Write a compelling executive summary
The executive summary is one of the most important parts of your proposal. It is a brief overview of your proposal, and it should provide the reader with a clear understanding of what you are proposing. The executive summary should highlight the key benefits of your proposal and why it is the best solution for the client.
Address all requirements. Respond to each question asked and providing all the information requested.
- Be honest. If you don’t fully comply with a requirement, it’s better
- Highlight your qualifications and expertise in the area of the project. This may include a description of your team's experience, qualifications, and certifications.
- Using visuals such as charts, graphs, and diagrams can help to illustrate your proposal and make it more engaging and understandable for the reader.
- Provide examples of similar projects you've worked on in the past. Share case studies or testimonials from satisfied clients to demonstrate your track record of success.
Before submitting your proposal, make sure to edit and proofread it thoroughly. The response should be well-organized and easy to read. Use headings, bullet points, and other formatting tools to make your proposal easy to navigate.
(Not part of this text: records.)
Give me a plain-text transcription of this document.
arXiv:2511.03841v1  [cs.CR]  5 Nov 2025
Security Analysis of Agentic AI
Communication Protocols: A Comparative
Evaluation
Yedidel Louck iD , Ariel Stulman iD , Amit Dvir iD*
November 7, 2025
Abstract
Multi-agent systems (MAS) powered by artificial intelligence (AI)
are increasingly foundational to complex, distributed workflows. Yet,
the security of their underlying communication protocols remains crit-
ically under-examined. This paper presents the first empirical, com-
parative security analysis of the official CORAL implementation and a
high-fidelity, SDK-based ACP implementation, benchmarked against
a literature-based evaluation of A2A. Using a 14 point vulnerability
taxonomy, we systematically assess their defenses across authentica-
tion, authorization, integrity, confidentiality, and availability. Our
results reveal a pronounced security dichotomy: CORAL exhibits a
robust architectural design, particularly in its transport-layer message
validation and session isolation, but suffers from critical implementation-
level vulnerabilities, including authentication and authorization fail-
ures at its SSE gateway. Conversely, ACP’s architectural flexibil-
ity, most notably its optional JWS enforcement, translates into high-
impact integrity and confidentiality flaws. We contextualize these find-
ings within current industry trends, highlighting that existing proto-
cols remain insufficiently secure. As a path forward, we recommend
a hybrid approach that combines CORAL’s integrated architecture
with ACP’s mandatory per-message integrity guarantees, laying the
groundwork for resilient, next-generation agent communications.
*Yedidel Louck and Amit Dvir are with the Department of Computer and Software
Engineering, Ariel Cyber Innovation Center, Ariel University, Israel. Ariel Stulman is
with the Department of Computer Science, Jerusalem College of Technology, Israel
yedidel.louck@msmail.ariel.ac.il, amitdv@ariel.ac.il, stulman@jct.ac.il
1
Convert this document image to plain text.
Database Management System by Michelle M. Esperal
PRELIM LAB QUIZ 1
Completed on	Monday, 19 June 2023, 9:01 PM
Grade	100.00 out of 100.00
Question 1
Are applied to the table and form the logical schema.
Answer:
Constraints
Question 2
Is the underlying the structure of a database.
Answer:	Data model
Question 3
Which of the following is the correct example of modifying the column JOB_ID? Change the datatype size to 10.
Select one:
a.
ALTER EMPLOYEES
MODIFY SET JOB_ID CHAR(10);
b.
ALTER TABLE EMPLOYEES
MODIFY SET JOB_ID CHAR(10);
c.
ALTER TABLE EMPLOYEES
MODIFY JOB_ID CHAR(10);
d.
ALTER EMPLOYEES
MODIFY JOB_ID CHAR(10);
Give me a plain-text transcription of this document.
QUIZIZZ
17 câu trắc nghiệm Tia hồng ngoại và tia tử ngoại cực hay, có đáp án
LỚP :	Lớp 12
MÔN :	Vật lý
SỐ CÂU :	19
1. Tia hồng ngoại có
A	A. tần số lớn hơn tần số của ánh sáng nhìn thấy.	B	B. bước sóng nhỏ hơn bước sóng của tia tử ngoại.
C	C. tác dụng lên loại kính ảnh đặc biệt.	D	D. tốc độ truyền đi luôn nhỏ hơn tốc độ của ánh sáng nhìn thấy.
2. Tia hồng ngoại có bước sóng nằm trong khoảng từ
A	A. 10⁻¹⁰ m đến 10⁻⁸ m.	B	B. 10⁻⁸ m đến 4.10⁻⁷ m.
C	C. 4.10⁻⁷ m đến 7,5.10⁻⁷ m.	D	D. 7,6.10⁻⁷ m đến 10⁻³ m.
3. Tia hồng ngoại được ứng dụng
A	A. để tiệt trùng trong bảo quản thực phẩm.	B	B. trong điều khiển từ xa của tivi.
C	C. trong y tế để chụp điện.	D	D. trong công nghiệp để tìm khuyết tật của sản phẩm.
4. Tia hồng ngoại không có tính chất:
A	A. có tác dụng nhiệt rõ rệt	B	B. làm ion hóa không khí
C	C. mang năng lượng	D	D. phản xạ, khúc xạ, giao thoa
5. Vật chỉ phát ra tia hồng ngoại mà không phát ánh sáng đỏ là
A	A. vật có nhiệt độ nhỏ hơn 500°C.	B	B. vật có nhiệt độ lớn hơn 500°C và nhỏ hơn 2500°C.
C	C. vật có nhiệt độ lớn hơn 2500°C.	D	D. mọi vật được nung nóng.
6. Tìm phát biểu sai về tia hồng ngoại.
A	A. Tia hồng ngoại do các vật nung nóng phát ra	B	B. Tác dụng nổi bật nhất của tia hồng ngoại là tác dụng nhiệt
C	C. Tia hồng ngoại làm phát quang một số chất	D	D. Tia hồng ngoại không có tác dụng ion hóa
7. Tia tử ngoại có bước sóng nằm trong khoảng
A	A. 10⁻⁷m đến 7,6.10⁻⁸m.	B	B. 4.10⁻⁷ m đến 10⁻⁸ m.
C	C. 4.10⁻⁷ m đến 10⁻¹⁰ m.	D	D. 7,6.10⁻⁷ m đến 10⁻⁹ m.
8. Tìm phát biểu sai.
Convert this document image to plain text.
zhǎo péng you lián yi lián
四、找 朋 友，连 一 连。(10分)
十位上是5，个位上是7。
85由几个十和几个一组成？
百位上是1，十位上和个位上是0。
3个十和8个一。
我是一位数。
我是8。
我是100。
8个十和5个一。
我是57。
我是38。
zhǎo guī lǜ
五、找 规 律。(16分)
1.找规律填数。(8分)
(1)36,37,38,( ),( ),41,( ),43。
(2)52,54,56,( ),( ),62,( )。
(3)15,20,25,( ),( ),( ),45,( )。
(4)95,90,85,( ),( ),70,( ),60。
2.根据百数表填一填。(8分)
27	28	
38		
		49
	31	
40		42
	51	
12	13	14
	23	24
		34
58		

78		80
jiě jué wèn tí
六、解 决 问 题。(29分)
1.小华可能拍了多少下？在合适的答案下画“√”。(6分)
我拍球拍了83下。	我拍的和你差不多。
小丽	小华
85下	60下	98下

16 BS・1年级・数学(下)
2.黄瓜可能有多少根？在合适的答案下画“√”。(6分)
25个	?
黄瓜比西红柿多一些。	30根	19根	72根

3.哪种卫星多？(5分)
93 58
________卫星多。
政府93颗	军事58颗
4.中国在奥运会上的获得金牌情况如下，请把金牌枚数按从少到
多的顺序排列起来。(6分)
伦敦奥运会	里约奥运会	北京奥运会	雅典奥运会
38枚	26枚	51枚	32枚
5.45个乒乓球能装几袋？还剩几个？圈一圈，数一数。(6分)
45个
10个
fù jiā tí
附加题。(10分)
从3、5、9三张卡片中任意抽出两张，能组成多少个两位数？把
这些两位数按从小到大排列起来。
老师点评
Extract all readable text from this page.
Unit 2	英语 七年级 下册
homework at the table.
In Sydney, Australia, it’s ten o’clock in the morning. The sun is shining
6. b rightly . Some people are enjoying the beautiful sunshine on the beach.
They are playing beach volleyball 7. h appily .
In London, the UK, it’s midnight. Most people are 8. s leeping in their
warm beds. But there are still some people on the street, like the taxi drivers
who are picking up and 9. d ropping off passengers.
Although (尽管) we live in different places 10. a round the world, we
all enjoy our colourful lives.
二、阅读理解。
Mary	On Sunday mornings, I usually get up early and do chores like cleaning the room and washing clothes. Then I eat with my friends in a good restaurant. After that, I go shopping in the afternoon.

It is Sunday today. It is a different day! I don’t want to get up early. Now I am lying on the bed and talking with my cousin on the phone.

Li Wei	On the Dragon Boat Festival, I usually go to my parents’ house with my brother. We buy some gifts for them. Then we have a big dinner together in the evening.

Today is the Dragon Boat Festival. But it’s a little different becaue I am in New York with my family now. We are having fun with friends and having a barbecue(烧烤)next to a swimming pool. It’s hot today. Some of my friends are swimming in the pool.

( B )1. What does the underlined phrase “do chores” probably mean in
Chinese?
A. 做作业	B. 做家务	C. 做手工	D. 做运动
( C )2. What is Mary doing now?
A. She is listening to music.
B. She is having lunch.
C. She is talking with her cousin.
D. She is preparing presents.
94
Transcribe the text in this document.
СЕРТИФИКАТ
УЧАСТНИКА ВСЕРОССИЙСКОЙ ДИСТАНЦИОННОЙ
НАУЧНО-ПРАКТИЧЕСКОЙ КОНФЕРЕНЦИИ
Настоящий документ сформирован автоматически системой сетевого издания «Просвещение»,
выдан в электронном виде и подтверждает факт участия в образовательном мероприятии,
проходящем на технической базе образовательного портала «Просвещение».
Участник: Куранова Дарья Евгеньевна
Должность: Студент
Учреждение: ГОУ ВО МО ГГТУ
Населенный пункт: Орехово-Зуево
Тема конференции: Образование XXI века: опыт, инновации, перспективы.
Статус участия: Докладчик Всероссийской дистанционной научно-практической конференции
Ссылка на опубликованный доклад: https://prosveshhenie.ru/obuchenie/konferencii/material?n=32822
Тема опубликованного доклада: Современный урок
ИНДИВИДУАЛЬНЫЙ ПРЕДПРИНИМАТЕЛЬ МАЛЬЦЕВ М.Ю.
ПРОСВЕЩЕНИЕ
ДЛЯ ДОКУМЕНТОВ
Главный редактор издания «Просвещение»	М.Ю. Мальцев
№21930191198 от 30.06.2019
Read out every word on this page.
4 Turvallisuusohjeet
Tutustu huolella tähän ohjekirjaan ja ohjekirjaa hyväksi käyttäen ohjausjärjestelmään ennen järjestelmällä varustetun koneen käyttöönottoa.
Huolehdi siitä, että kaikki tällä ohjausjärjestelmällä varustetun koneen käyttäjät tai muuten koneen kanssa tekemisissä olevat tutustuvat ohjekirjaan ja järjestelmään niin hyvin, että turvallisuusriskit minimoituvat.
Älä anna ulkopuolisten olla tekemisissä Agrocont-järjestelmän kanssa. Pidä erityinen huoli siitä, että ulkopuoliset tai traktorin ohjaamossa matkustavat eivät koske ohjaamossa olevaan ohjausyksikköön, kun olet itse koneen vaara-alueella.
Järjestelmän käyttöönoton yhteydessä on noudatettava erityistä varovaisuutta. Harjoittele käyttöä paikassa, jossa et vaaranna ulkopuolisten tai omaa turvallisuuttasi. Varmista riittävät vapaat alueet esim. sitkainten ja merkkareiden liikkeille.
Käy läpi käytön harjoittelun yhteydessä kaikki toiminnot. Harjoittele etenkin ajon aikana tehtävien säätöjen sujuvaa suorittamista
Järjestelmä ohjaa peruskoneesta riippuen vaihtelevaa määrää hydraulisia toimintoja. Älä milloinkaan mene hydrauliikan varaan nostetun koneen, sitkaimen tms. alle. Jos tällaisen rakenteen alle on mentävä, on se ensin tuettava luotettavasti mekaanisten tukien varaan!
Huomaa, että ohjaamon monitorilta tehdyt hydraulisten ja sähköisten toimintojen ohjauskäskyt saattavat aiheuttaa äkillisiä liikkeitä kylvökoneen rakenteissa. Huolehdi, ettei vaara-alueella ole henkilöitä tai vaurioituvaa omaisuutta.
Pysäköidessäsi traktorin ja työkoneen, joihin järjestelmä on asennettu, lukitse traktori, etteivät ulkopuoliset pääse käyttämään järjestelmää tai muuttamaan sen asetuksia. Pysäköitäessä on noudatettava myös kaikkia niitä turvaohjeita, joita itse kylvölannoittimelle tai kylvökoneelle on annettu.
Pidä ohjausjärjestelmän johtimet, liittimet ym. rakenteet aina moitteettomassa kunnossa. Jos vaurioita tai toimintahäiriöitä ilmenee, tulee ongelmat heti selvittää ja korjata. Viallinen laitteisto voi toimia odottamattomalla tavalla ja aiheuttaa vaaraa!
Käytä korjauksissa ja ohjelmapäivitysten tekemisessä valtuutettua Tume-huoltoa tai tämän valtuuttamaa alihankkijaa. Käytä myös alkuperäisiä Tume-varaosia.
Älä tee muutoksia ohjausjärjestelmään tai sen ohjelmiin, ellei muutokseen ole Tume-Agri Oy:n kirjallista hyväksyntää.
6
But be aware: some proposals require you to follow certain formatting.
Ensure that there are no errors or typos that could undermine the credibility of your proposal. Seek professional copywriting support if you require it.
Refine your process
Take feedback to heart
Review the feedback you received from the client after submitting your proposal. Look at the areas where you fell short and work on improving them. Incorporate any feedback received into your RFP response process.
Analyse your data
Collect and analyze data from your past RFP responses. Look for patterns and trends that can help you improve your process. For example, analyze the types of questions that are commonly asked, and ensure that you have a robust process for addressing them.